"Single malt. Very sophisticated." I traced patterns in the condensation on my water glass. "Let me guess—you have opinions about ice diluting the flavor profile?"
"Guilty." He leaned back, finally relaxing into his chair. "Also guilty: owning whiskey stones, subscribing to three different coffee roasters, and maintaining a spreadsheet for my vinyl collection."
"Vinyl? Really?" I couldn't hide my delight. "What genres are we talking?"
"Mostly jazz, some classical. But." He glanced around conspiratorially. "Third row down, hidden behind the Coltrane? Complete Backstreet Boys discography."
I nearly choked on my water. "No."
"And *NSYNC. Ninety-Eight Degrees. If they harmonized in the late nineties, I probably own it on 180-gram vinyl."
"Dr. Whitlow had a boy band phase." I pressed my hand to my chest in mock scandal. "I'm shook."
"Just Nate," he corrected gently. "And it wasn't a phase. 'Tearin' Up My Heart' is a perfect pop construction."
Our drinks arrived, and I lifted my elderflower concoction in a toast. "To shocking revelations."
"To new beginnings," he countered, touching his glass to mine.
The mocktail tasted like pure summer. I watched him savor his whiskey, noting how different he looked in soft lighting without fluorescent office overheads. Younger. Less controlled. More like someone I could imagine dancing badly to boy bands.
"Your turn," he said. "Embarrassing college confession."
"Oh God." I buried my face in my hands. "Freshman year, I entered a poetry slam. Thought I was the next Sarah Kay, you know? Wore all black, had this piece about capitalism and coffee shops that used the word 'corporate' seventeen times."
"Seventeen?"
"I counted. It was very important to my artistic vision." I peeked through my fingers. "I forgot half the words on stage and tried to improvise. Rhymed 'systemic oppression' with 'skinny vanilla obsession.'"
His shoulders shook with suppressed laughter. "Please tell me there's video."
"Burned. Destroyed. Wiped from the internet with extreme prejudice." I lowered my hands, finding him grinning at me with such open warmth it made my chest tight. "What about you? Any public humiliation in the Whitlow archives?"
"Competitive triathlons," he admitted. "Trained for two years, bought all the gear. The wetsuit alone cost more than your return shipments."
"And?"
"Turns out I get seasick in open water. Threw up on a volunteer kayaker during my first race. They had to rescue me five hundred meters from shore."
"No!" I covered my mouth, torn between horror and hilarity.

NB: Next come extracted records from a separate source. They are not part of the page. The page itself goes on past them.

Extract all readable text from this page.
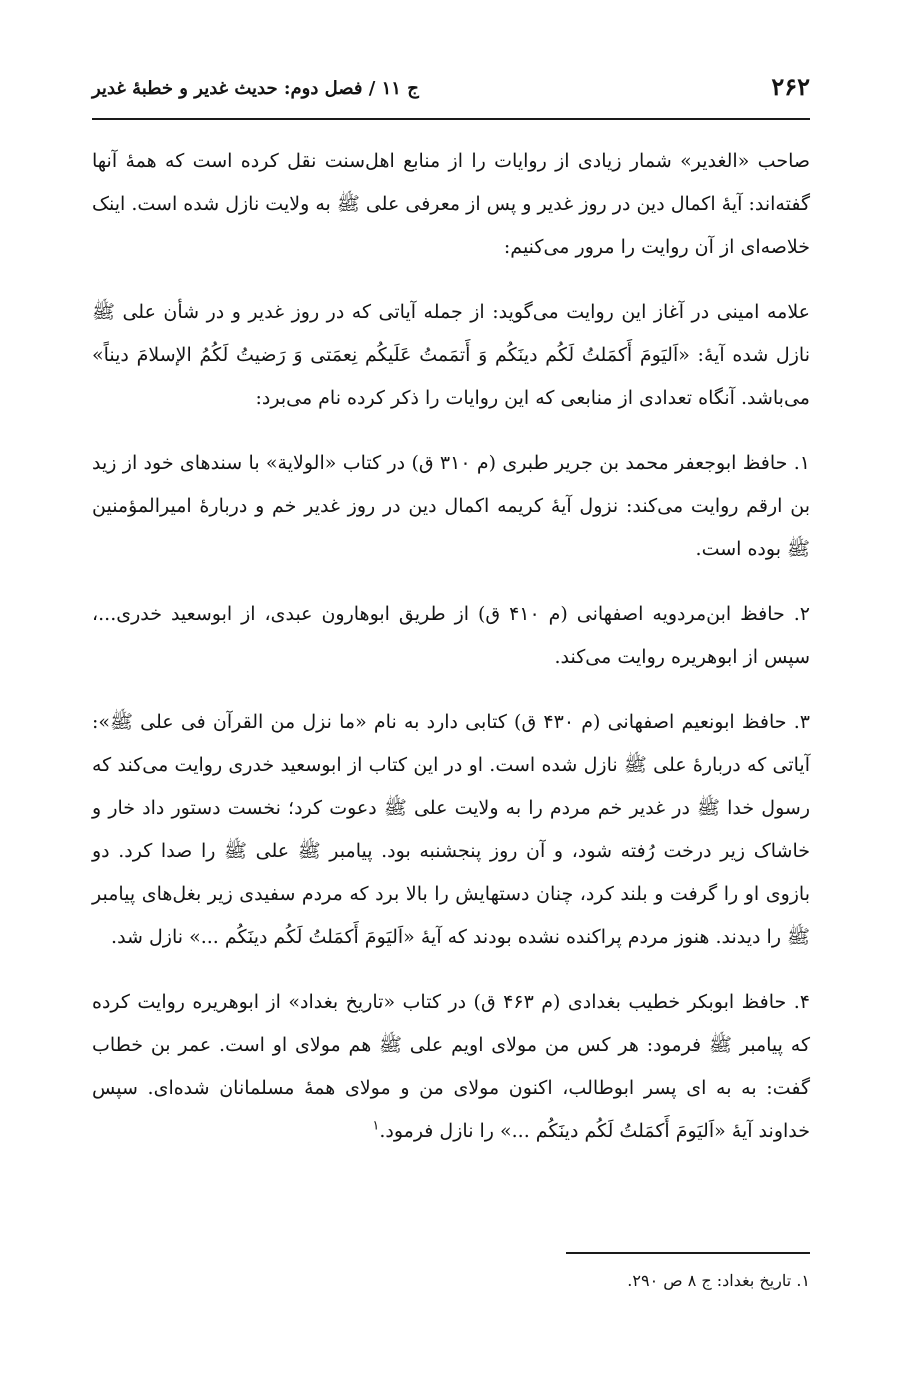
۲۶۲
ج ۱۱ / فصل دوم: حدیث غدیر و خطبهٔ غدیر

صاحب «الغدیر» شمار زیادی از روایات را از منابع اهل‌سنت نقل کرده است که همهٔ آنها گفته‌اند: آیهٔ اکمال دین در روز غدیر و پس از معرفی علی ﷺ به ولایت نازل شده است. اینک خلاصه‌ای از آن روایت را مرور می‌کنیم:

علامه امینی در آغاز این روایت می‌گوید: از جمله آیاتی که در روز غدیر و در شأن علی ﷺ نازل شده آیهٔ: «اَلیَومَ أَکمَلتُ لَکُم دینَکُم وَ أَتمَمتُ عَلَیکُم نِعمَتی وَ رَضیتُ لَکُمُ الإسلامَ دیناً» می‌باشد. آنگاه تعدادی از منابعی که این روایات را ذکر کرده نام می‌برد:

۱. حافظ ابوجعفر محمد بن جریر طبری (م ۳۱۰ ق) در کتاب «الولایة» با سندهای خود از زید بن ارقم روایت می‌کند: نزول آیهٔ کریمه اکمال دین در روز غدیر خم و دربارهٔ امیرالمؤمنین ﷺ بوده است.

۲. حافظ ابن‌مردویه اصفهانی (م ۴۱۰ ق) از طریق ابوهارون عبدی، از ابوسعید خدری...، سپس از ابوهریره روایت می‌کند.

۳. حافظ ابونعیم اصفهانی (م ۴۳۰ ق) کتابی دارد به نام «ما نزل من القرآن فی علی ﷺ»: آیاتی که دربارهٔ علی ﷺ نازل شده است. او در این کتاب از ابوسعید خدری روایت می‌کند که رسول خدا ﷺ در غدیر خم مردم را به ولایت علی ﷺ دعوت کرد؛ نخست دستور داد خار و خاشاک زیر درخت رُفته شود، و آن روز پنجشنبه بود. پیامبر ﷺ علی ﷺ را صدا کرد. دو بازوی او را گرفت و بلند کرد، چنان دستهایش را بالا برد که مردم سفیدی زیر بغل‌های پیامبر ﷺ را دیدند. هنوز مردم پراکنده نشده بودند که آیهٔ «اَلیَومَ أَکمَلتُ لَکُم دینَکُم ...» نازل شد.

۴. حافظ ابوبکر خطیب بغدادی (م ۴۶۳ ق) در کتاب «تاریخ بغداد» از ابوهریره روایت کرده که پیامبر ﷺ فرمود: هر کس من مولای اویم علی ﷺ هم مولای او است. عمر بن خطاب گفت: به به ای پسر ابوطالب، اکنون مولای من و مولای همهٔ مسلمانان شده‌ای. سپس خداوند آیهٔ «اَلیَومَ أَکمَلتُ لَکُم دینَکُم ...» را نازل فرمود.$^۱$

۱. تاریخ بغداد: ج ۸ ص ۲۹۰.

"The local news ran a segment. 'Investment Banker Nearly Drowns in Lake Michigan.' They got my profession wrong but the humiliation right."
"Investment banker?" I raised an eyebrow.
"The wetsuit was very expensive. I looked the part." He shrugged, self-deprecating in a way I'd never seen. "Sold all the gear and bought therapy textbooks instead. Better investment, as it turns out."
Our entrees arrived—some architectural arrangement of vegetables for me, perfectly seared fish for him. We ate and talked, trading stories that had nothing to do with treatment plans or behavioral contracts. He'd traveled to Japan after undergrad, gotten lost in Tokyo for six hours because he refused to ask for directions. I'd fostered failed kittens in college, naming them after romantic poets until my roommate staged an intervention.
"Byron the cat peed in her closet," I explained. "She said it was poetic justice."
"Terrible pun." But he smiled as he said it.
The ease between us felt dangerous. Like without the structure of therapy holding us in careful formation, we might crash into each other with too much force. Every time his hand moved on the table, I tracked it. When he shifted in his chair, my body responded like a tuning fork.
Dessert arrived in a frozen beeswax shell—honey semifreddo that looked like art and tasted like magic. I was busy photographing it from three angles when I felt pressure againstmy ankle. Nate's boot, deliberate and warm, right against my bee sock.
I looked up to find him watching me with an expression that made my stomach flip. Not clinical assessment. Not professional concern. Just want, simple and undisguised.